10 Step Plan to Bring AI into the Classroom (Without Ruining Everything)

Listen, AI is everywhere now. Your students are using it. Your teachers are scared of it. And you? You're trying to roll it out in your district like it’s a new brand of gluten-free chicken nuggets in the cafeteria. Chill, I got you. 

By Chad Lesausky

chad@sunriseclassroom.ai

X.com: @CLesausky

LinkedIn

Looking for a guest speaker to do an AI talk at your next faculty meeting? I’m your guy!

What up educators, principals, random curriculum people with clipboards? This is your AI intervention. Listen, AI is everywhere now. Your students are using it. Your teachers are scared of it. And you? You're trying to roll it out in your district like it’s a new brand of gluten-free chicken nuggets in the cafeteria. Chill, I got you. 

Here’s a 10-step plan to bring AI into your school district intelligently. No robots taking over. No Skynet. Just solid, practical advice from someone who has sat through enough faculty meetings watching eyes roll as the principal announces the district’s newest strategic plan for closing the achievement gap. 

1. Ask: "Why Are We Doing This?" Seriously.

You can’t just throw ChatGPT into a lesson plan and yell “Innovation!” Are we trying to save teachers time? Help kids write better essays? Or are we just doing this ‘cause another district did it and their TikTok blew up? Be honest!

2. Train Your Teachers Like You Actually Like Them

Teachers already do everything. They’re grading papers, coaching volleyball, and judging science fair projects, sometimes all in one day. So when you introduce AI, don’t make them figure it out alone. Offer workshops, asynchronous training modules, maybe even snacks. Teachers love snacks. The best workshop snacks I ever had were the focaccia sandwiches they served at an after school teacher induction training, but I digress. 

3. Start Tiny. Teeny-Tiny. Like Baby Yoda Tiny.

Don’t go full “AI Everything” on day one. Pilot it in one grade level, one class, or with that one teacher who’s already into AI and commutes to school on an electric bike. Learn. Then scale up. 

4. Students Are Already Using AI. Let's Just Admit That

Yeah. That suspiciously perfect essay? That’s ChatGPT. Instead of banning it and pretending we live in 2004, teach kids to use it wisely. Like spellcheck on steroids. With ethics. If your school doesn’t already teach a course in digital literacy then now is a great time to at least train the librarian to incorporate AI literacy in their How-to-Use-the-Library pep talk to students at the beginning of the year. 
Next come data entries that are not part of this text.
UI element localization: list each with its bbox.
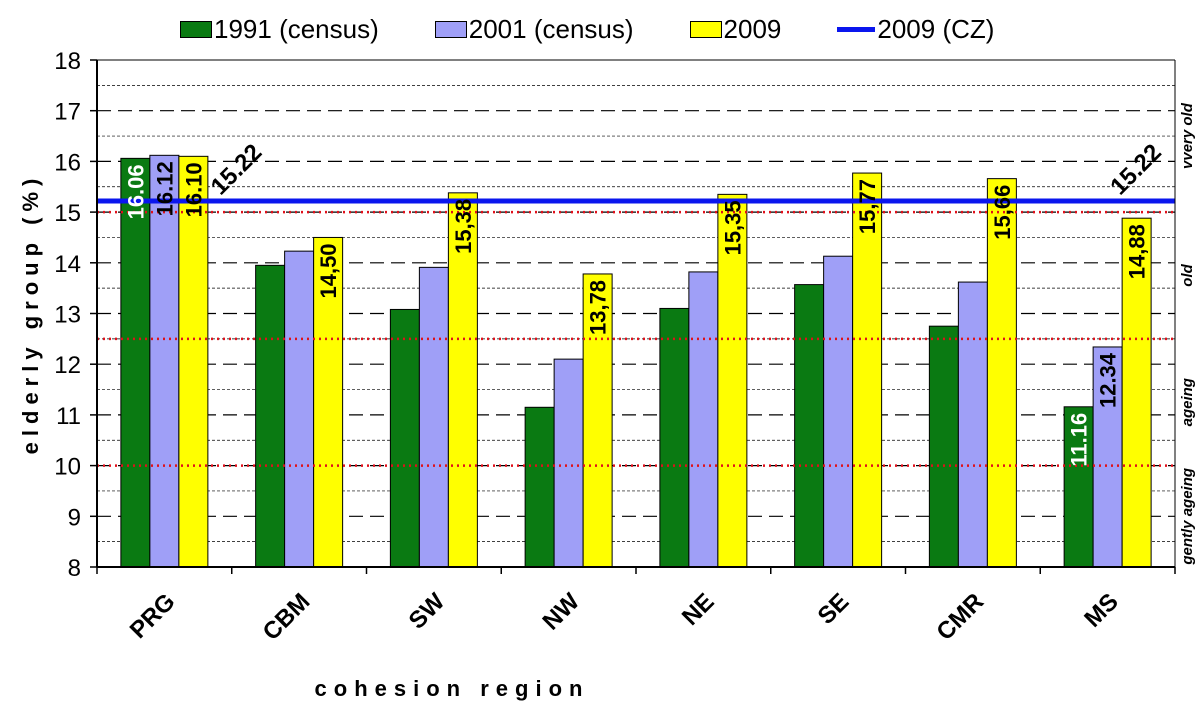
bar-sw-2 [447,192,478,568]
data-label-prg: 16.10 [181,162,206,217]
y-tick-label: 17 [54,99,81,126]
y-tick-label: 13 [54,302,81,329]
category-label-prg: PRG [125,588,181,644]
legend-label-2009-cz: 2009 (CZ) [877,13,995,44]
y-tick-label: 15 [54,200,81,227]
bar-cbm-0 [255,264,286,568]
y-tick-label: 18 [54,48,81,75]
data-label-cbm: 14,50 [316,243,341,298]
bar-cbm-2 [313,236,344,568]
bar-nw-0 [524,406,555,568]
data-label-nw: 13,78 [586,280,611,335]
y-tick-label: 10 [54,454,81,481]
bar-cmr-0 [928,325,959,568]
bar-sw-0 [389,308,420,568]
legend-label-2009: 2009 [723,13,782,44]
data-label-ms: 12.34 [1096,352,1121,408]
bar-prg-0 [120,157,151,568]
data-label-ms: 14,88 [1125,224,1150,279]
legend-label-1991: 1991 (census) [214,13,379,44]
band-label: vvery old [1179,102,1196,169]
bar-prg-1 [149,154,180,568]
legend-swatch-1991 [180,20,212,38]
bar-se-0 [794,284,825,568]
bar-nw-1 [553,358,584,568]
data-label-prg: 16.06 [123,164,148,219]
bar-se-1 [823,255,854,568]
category-label-cbm: CBM [258,588,316,646]
legend-item-2001: 2001 (census) [434,13,634,45]
category-label-se: SE [813,588,855,630]
y-tick-label: 12 [54,352,81,379]
legend-swatch-2001 [434,20,467,38]
bar-ne-0 [659,307,690,568]
data-label-prg: 16.12 [152,161,177,216]
category-label-ms: MS [1079,588,1124,633]
data-label-ms: 11.16 [1067,413,1092,467]
chart-legend: 1991 (census) 2001 (census) 2009 2009 (C… [180,12,1050,46]
band-label: gently ageing [1179,468,1196,566]
band-label: old [1179,263,1196,286]
data-label-cmr: 15,66 [990,185,1015,240]
bar-sw-1 [418,266,449,568]
y-tick-label: 14 [54,251,81,278]
bar-cbm-1 [284,250,315,568]
y-tick-label: 9 [68,504,81,531]
legend-label-2001: 2001 (census) [468,13,634,44]
bar-ne-2 [717,193,748,568]
legend-item-2009-cz: 2009 (CZ) [837,14,994,45]
category-label-ne: NE [677,588,720,631]
category-label-cmr: CMR [931,588,989,646]
legend-item-1991: 1991 (census) [180,14,379,45]
bar-ms-1 [1092,346,1123,568]
band-label: ageing [1179,378,1196,426]
y-tick-label: 16 [54,149,81,176]
y-axis-title: elderly group (%) [18,173,43,455]
bar-cmr-1 [957,281,988,568]
y-tick-label: 8 [68,555,81,582]
category-label-nw: NW [538,588,586,636]
legend-swatch-2009 [689,20,722,38]
legend-item-2009: 2009 [689,13,782,45]
data-label-se: 15,77 [855,179,880,234]
bar-ne-1 [688,271,719,568]
bar-prg-2 [178,155,209,568]
y-tick-label: 11 [56,403,81,430]
data-label-ne: 15,35 [720,200,745,255]
category-label-sw: SW [404,588,451,635]
x-axis-title: cohesion region [315,676,590,701]
data-label-sw: 15,38 [451,199,476,254]
legend-line-2009-cz [837,26,876,32]
bar-cmr-2 [986,178,1017,568]
bar-nw-2 [582,273,613,568]
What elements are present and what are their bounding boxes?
5. Form A Cool AI Committee (Without Making It Lame)

Bring together a group of teachers, students, parents, and maybe that one dad at the PTA meetings that always wears a Bitcoin t-shirt. 
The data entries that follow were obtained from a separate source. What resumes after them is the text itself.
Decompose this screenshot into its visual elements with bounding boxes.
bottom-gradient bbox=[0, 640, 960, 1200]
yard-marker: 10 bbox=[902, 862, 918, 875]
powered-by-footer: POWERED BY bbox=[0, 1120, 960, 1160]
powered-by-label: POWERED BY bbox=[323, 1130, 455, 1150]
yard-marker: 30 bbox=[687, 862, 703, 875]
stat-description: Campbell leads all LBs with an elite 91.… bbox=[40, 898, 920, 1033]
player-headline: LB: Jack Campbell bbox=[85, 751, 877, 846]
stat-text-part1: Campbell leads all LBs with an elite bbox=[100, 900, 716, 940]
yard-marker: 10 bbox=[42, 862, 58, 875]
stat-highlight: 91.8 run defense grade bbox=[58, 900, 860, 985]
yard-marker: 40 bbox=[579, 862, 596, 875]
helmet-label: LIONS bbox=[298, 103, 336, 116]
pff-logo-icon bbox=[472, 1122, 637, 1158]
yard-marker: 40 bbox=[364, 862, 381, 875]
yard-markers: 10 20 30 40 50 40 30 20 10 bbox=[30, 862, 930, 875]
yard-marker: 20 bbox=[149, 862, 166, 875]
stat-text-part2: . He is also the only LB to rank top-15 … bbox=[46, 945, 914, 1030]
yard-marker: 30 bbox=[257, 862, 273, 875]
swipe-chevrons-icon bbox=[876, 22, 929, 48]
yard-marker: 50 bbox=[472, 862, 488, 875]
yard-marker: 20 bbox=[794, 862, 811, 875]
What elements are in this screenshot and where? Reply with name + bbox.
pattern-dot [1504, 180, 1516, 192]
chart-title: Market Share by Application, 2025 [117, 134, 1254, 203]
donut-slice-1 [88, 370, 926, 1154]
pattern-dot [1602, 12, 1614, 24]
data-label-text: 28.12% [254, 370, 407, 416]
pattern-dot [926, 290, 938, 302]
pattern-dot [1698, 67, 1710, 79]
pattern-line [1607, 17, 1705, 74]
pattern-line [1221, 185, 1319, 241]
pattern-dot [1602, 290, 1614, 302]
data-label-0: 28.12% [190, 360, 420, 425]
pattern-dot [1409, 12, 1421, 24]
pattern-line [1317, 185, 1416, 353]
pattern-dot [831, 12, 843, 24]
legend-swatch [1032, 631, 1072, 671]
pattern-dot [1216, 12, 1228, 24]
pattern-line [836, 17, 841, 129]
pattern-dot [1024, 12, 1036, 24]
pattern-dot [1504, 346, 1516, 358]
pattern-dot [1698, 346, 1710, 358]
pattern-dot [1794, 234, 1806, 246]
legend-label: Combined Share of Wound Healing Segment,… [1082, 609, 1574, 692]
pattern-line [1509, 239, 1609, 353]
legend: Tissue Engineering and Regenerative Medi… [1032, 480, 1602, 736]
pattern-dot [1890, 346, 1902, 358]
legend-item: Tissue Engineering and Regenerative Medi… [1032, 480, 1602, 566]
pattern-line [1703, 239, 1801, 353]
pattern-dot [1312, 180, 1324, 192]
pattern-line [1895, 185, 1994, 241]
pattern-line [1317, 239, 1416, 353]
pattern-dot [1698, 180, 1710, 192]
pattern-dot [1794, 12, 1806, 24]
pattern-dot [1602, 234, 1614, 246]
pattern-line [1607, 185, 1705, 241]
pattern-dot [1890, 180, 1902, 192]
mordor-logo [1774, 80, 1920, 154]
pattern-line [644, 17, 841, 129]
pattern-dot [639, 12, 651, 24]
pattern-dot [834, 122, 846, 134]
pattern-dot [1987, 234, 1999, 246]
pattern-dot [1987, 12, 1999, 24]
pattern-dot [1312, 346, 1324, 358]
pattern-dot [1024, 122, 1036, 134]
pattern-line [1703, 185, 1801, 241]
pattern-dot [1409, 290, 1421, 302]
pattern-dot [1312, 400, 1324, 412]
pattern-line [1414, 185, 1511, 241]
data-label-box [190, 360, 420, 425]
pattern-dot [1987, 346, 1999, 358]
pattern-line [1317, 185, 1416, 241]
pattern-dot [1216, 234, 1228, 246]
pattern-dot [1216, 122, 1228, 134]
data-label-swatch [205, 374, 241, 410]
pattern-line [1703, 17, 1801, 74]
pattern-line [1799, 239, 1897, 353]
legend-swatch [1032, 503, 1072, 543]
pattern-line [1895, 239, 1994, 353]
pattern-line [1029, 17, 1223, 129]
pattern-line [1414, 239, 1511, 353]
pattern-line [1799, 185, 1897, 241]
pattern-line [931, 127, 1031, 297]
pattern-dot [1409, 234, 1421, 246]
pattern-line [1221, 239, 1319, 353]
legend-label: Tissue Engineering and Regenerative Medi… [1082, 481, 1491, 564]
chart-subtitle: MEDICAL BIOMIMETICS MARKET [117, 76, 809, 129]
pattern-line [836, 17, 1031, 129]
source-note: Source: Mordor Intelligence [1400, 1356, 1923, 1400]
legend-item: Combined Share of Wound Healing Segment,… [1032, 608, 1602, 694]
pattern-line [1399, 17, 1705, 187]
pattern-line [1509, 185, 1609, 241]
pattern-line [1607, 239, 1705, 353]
6. Be Real About the Creepy Stuff

AI collects data. AI makes decisions. AI sometimes accidentally writes offensive poems. Talk about it. Address privacy. Set boundaries. Don’t wait until an angry parent goes full Karen in the parent Facebook group. 

7. Make It Fair or Don't Bother

Look, if only the rich schools get the good AI tools, then what are we doing? Equity matters. Roll it out in a way that helps all kids, whether they’re in Beverly Hills or Los Banos. 

8. Make the AI Fit the Lesson. Not the Other Way Around

AI tools should help enhance your curriculum, not throw it into a blender and hit puree. Let teachers use it in ways that make sense for their students. We’re not trying to replace Mrs. Quintero. Mrs. Quintero rules! 

9. Track Actual Learning, Show 'Em the Data

Did the student actually understand the material? Or did AI just make them look like they did? Use real metrics. Feedback from teachers. Student work samples. Also, maybe one emoji-based exit ticket per week, just for fun. 

10. Never Forget: Teaching Is Still a Human Thing

AI can support. It can summarize. It can even make a decent lesson outline. But it can’t high-five a kid after they solve a tough math problem. It can’t tell when a  student is having a rough day. It can’t be human. And that’s still the most powerful thing in the classroom. 

AI in schools = great if you do it right. Start with purpose. Train people. Keep it ethical. Make it human. And don’t let your school board go full Black Mirror on day one. You got this champ! Now let’s get to work.